To those who disparage the strategy of disrupting the fossil fuel industry and the institutions that support it as too extreme, business as usual is extreme. Just ask a scientist. The building is burning. The innocents—the poor, the oppressed, the children, your own children—are inside. And the Petro state is spraying fuel, not water, on the flames.  That’s more than extreme. It’s homicidal. It’s psychopathic. It’s insane.

Yvonne JamesNakusp

 

Letter to the Editor re: Paying the climate change invoice

Well before the Industrial Revolution, renewable energy was the norm, including woodlot management and millpond development.  When fossil fuels and nuclear power hit the scene, cost was the controlling factor in driving those non-renewable energy sources forward.

We now understand that our global concept of cost was ill informed.  Since the Industrial Revolution we have been invoiced for the real cost of non-renewable fossil-based energy.  That invoice is Climate Change – we just did not understand the fine print.

As a local and global society, we need leaders willing to legislate policies to pay off that debt, with a strong commitment toward non-carbon based energy sources.  The choices have been evident for some time – the leadership has not.  That has to change.

Amanda BathKaslo

Letter to the Editor re: Food wastage

It’s a big loss watching a small amount of food go to the garbage bin. There is this guilty feeling of knowing so many people around the world are starving because of a shortage of food. But what can we do when we cannot easily send off our extra food directly to those people in other countries who are starving? We tried to avoid wasting food but there is always leftovers that eventually go to the garbage. Food is so hard to produce yet so easy to throw. If only the dogs here would eat leftovers then at least we can say that the food is not wasted, but dogs here have more special food than humans.
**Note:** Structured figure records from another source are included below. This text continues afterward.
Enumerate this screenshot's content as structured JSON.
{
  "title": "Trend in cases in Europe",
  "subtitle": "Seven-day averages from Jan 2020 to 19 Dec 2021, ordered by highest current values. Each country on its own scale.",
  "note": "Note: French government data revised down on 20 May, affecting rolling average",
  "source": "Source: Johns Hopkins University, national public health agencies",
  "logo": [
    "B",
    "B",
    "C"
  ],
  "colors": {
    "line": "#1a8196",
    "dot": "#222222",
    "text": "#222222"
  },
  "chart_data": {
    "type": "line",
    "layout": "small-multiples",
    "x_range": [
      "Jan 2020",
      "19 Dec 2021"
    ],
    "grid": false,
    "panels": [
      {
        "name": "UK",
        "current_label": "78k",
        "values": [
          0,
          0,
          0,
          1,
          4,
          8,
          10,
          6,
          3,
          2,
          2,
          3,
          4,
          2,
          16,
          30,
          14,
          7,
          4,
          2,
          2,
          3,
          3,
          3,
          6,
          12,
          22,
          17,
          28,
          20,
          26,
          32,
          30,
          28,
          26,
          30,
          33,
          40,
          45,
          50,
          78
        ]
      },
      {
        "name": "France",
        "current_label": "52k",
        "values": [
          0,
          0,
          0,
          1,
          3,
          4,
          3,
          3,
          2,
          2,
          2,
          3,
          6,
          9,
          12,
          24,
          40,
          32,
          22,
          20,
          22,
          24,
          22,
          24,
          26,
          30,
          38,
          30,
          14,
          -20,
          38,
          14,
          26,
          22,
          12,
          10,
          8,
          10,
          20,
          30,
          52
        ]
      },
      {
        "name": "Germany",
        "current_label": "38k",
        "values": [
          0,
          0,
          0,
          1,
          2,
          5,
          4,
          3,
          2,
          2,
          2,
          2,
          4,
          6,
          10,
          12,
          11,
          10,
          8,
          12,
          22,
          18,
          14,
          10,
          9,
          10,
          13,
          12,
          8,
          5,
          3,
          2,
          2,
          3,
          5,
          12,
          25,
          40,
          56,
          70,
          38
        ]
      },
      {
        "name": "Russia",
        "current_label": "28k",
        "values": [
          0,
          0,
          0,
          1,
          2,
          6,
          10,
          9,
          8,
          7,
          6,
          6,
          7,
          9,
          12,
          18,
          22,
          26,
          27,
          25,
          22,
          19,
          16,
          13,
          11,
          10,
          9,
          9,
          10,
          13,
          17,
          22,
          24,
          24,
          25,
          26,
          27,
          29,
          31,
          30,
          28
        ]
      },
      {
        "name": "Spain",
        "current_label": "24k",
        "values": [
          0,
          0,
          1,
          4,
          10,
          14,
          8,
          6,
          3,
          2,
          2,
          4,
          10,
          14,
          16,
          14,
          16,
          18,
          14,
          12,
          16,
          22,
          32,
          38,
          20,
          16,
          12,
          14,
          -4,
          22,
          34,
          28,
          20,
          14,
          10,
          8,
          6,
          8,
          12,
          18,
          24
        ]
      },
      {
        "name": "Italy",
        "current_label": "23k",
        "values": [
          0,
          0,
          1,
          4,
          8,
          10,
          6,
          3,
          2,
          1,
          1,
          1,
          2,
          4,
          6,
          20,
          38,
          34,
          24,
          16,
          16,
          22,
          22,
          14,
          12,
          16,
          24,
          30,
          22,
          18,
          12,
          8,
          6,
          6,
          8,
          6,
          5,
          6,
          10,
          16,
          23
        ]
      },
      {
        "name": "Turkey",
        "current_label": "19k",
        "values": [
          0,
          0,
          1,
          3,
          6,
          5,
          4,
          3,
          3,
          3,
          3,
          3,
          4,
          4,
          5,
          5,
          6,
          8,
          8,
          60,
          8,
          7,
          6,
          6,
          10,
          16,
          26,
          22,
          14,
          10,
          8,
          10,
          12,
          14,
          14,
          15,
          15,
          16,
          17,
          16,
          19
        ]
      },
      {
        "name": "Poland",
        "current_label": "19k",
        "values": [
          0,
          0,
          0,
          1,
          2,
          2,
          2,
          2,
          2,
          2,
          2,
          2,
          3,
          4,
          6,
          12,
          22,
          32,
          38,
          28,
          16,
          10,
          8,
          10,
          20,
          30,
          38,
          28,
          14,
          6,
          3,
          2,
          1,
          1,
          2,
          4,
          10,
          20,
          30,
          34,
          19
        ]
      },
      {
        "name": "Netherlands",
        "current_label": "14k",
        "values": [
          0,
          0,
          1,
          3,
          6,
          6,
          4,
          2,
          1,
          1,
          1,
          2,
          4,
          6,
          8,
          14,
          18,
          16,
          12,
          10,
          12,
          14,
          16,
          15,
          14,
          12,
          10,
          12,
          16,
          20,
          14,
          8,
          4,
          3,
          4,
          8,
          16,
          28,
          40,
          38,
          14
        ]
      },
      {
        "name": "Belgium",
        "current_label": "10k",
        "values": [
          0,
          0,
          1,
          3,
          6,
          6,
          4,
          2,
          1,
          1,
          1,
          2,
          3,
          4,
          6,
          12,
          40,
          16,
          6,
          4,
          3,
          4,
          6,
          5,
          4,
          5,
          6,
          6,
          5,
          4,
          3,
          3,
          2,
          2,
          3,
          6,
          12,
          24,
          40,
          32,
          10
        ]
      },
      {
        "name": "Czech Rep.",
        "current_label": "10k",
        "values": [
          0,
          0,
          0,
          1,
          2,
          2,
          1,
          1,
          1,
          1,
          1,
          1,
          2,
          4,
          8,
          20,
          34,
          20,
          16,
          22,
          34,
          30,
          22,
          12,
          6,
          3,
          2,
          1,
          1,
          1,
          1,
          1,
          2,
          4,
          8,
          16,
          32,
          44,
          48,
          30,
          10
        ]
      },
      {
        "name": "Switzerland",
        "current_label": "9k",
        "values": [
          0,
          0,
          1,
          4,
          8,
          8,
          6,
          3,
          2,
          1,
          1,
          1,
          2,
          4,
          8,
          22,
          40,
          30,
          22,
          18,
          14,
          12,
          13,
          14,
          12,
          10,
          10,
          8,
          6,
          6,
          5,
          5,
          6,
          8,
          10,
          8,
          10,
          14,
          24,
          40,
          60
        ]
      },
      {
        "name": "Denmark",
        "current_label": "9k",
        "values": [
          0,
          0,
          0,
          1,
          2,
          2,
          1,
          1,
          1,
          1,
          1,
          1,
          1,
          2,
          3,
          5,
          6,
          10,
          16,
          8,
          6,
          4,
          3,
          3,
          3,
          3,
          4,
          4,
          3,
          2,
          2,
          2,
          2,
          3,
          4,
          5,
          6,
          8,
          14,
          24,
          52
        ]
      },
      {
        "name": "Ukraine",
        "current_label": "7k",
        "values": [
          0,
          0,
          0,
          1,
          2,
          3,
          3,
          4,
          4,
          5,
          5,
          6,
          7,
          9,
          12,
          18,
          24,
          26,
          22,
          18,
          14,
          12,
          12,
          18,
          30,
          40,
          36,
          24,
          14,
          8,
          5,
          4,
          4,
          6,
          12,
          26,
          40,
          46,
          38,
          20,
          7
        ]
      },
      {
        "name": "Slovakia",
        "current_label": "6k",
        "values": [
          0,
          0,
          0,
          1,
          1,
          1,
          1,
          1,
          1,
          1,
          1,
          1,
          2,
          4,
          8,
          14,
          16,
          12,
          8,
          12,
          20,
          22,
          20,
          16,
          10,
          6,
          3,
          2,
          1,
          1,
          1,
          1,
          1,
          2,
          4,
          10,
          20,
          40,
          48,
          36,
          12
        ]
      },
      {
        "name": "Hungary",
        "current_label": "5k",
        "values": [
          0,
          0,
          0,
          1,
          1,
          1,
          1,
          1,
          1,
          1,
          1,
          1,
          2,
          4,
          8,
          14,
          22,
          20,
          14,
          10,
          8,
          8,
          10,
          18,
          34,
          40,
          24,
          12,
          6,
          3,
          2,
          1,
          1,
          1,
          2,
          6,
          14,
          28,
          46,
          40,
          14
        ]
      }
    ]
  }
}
The only animals interested in the food that we throw away are the bears, and sometimes, the deer. But “a fed bear is a dead bear.”

There is a law in B.C. that feeding dangerous wildlife, even unintentionally, is against the law. What if, just what if we can actually feed the bear or other wildlife, but not around the town? If the Wildlife Conservation Organization could come up with a way of collecting all leftover food or picked apples and fruits around the town everyday and bringing it up on the mountains  to a specific place and leave it there for the bears to eat. This way, we can maximize the wasted food. The number of bears, or maybe even deer going down to the town might also be lessened. Killing of bears around the town might also be avoided. They may grow up in numbers but they should stay in the mountains where they have the chance to run or hide if the hunters hunt them down, not killing them in the town where they are exposed and hungry. Anyway, the best thing we can do for now is still to follow the B.C. law, unless the law is amended.

Still, we should try our best to avoid wasting food by our own discipline and teaching our children the old American saying “Get only what you can eat.”

Marissa WitawitElkford

Letter to the Editor re: BC as a Sister State to Alaska

It’s not a new concept.  Nelson, for example, is a sister city to Shuzenji in Japan and developing a similar relation with Sandpoint Idaho.

When Alaska governor Bill Walker suggested a ramping up of oil production to pay for the costs of remediation associated with climate change, it was as though he had taken a cue from Premier Christy Clark.

B.C.’s targets for CO2 reduction will be difficult to achieve given the trend is currently off course.  Add in to that the development of a new fossil fuel industry (LNG), in the hope it will generate cash and fossil based jobs; the connection is obvious.

The collective wisdom of Mr. Walker and Ms. Clark suggest a relationship that warrants being formalized by our Province becoming a “Sister State” to Alaska.  I would encourage all citizens of B.C. to petition their respective MLAs.  Our collective wisdom could then provide real leadership as to how the global climate really works.  The logic, of course, is that if we produce and sell enough fossil fuels, the cost of climate change becomes affordable – what’s not to understand.